The online money-transfer company priced its initial public offering at $16 a share Thursday night -- $1 higher than the top of its earlier range. When the stock began trading on the Nasdaq under the ticker symbol "XOOM" Friday morning, shares immediately jumped to $21, but that ended up being their lowest price of the day: Xoom closed at $25.10, a gain of nearly 60 percent from the IPO price.

In an interview, CEO John Kunze pronounced himself "thrilled" by the milestone, while adding that it had taken the company a decade to reach it.

Xoom, cofounded in 2001 by early PayPal investor Kevin Hartz, updates the traditional model of sending money to people in foreign countries, bringing in mobile phones and the Web.

Rather than walking into Western Union to wire money home, immigrants can log onto Xoom.com and send money to 30 countries on six continents. Cash is wired from a bank account; the recipient, who's usually notified of the transfer via text message, can withdraw the cash at participating stores or banks or even have it delivered to his or her home.

Wall Street has been notoriously hard on consumer Internet companies since Facebook's IPO pratfall, but on Friday it appeared to share Kunze's enthusiasm. The IPO valued Xoom at more than $500 million; the company sold 5.2 million shares in the offering, with another 1.1 million coming from early investors.

One payments-industry expert, however, cautioned that entrenched players Western Union and MoneyGram won't easily cede their dominance of the overseas-remittance business, which by some estimates is an $82 billion annual market.

Noting that big banks have tried and failed to break off a piece of that action, Beth Robertson, an analyst with Javelin Strategy and Research in Baltimore, said she saw Xoom as more likely a niche player.

But Kunze and Hartz argued that the fees Xoom charges are far less onerous than those assessed by legacy competitors. In most of its markets, the company charges a flat rate of $4.99; it also charges a foreign exchange fee between 1 and 2 percent.

In the past five years, customers have used the platform to send $6.6 billion, with nearly half of that transmitted last year. That helped Xoom post $80 million in revenue in 2012, though the business is not yet profitable.

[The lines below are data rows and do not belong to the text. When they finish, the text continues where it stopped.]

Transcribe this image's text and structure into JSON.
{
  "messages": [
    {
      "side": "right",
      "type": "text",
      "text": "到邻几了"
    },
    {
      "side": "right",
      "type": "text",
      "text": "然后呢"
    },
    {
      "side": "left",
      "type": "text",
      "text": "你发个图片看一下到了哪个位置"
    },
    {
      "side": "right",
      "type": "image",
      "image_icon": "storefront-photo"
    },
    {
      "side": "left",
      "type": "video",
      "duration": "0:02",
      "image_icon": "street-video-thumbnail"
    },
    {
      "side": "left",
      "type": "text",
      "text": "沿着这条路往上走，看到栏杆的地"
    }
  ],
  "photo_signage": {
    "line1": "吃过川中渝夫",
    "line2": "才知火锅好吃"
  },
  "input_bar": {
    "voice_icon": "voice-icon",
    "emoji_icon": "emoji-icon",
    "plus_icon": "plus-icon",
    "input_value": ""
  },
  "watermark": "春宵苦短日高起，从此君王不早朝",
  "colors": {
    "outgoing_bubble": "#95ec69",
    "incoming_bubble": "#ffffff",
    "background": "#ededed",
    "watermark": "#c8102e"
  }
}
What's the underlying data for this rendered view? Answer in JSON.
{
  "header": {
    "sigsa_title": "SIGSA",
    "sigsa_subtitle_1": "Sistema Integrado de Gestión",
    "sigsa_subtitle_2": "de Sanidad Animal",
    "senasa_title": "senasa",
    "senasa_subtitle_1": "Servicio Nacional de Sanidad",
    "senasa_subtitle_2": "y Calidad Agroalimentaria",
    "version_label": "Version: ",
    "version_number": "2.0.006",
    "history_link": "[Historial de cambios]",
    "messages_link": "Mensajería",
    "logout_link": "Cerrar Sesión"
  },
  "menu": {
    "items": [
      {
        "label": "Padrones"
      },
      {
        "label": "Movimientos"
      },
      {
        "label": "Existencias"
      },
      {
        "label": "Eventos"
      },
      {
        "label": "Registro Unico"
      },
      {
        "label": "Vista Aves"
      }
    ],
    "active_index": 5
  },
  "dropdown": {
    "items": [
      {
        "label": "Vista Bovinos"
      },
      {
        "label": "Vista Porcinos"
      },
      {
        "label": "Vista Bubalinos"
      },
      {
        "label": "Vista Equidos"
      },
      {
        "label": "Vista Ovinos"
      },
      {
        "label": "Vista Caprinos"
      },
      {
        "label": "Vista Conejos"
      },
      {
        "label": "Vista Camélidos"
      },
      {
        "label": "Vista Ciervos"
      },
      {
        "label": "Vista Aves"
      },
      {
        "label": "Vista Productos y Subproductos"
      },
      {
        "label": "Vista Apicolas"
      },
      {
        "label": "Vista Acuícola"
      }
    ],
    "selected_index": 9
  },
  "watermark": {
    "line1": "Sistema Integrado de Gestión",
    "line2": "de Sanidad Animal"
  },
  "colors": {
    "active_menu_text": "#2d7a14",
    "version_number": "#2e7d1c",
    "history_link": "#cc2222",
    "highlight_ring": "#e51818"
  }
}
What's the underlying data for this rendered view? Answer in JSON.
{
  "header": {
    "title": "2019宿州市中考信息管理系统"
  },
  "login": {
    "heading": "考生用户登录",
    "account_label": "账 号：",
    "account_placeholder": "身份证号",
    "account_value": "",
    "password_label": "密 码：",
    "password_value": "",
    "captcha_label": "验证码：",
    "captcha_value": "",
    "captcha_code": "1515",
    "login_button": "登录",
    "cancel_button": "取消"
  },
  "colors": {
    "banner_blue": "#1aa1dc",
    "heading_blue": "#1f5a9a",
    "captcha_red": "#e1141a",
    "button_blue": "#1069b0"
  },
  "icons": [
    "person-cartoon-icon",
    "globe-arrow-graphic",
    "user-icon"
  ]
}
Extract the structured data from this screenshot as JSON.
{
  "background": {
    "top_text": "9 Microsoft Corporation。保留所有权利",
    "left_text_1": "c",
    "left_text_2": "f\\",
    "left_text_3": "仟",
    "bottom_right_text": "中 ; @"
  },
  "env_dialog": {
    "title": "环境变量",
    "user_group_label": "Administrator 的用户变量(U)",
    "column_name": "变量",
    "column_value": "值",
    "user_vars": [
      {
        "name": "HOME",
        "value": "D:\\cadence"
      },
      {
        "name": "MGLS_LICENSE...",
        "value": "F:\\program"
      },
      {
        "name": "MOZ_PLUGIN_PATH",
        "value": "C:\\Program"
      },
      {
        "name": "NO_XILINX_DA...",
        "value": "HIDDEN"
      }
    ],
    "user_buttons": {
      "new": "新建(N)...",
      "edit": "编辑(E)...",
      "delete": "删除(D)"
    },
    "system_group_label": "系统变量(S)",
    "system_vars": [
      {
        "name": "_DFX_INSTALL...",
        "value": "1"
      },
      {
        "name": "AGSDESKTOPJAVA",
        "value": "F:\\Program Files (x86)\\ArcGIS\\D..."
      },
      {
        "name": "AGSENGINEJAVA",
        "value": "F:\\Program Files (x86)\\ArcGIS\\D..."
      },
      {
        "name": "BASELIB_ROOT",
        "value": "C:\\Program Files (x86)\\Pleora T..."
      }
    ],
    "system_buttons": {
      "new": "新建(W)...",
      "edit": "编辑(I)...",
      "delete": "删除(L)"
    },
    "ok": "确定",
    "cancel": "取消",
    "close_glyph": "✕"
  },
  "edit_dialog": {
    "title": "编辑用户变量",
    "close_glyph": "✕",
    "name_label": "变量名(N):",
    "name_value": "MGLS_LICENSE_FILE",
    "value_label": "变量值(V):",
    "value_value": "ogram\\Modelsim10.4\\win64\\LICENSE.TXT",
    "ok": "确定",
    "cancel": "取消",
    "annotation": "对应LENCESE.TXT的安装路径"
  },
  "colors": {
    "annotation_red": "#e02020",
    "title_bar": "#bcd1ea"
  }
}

Kunze, who took Plum Tree Software public before selling it to BEA Systems for $200 million in 2005, noted that 90 percent of Xoom's revenue comes from existing customers -- a sign that users like the service and are loyal to it.

San Hamadeh, CEO of financial analysis firm PrivCo, said that helped boost Wall Street's confidence in the company's ability to keep delivering results.

That said, Xoom's IPO filing warned that the company faces a thicket of international regulations that govern money transfers. In addition, criminals or terrorists might use the service and scare off legitimate customers.

Kunze said Xoom has spent years building "sophisticated risk-management systems" that can spot most potential fraud.

In addition, he noted, the 150-person company does not accept cash; almost all its transactions are funded via the U.S. banking system, which screens account holders to spot potential terrorists and money launderers.

Hartz has admitted that despite his experience watching PayPal get started, he was unprepared at first for the stringent regulatory challenges Xoom would face. It was due in part to those challenges that the company's board decided a more veteran hand was needed at the helm.

Kunze, who had been brought onto the board by venture firm Sequoia Capital, became CEO; Hartz later left the company, although he remains on its board and owns more than 4 percent of its shares.

"You feel like the pitcher who wants to stay in the game, but my arm was tired, and it was time to bring somebody else in," he said Friday.

Hartz now runs another high-profile startup, Eventbrite, which helps people plan events; he said the company will process nearly $1 billion in ticket sales this year.

He's also quietly emerged as one of Silicon Valley's most influential angel investors, having put early money into Pinterest, Airbnb and Trulia, among others.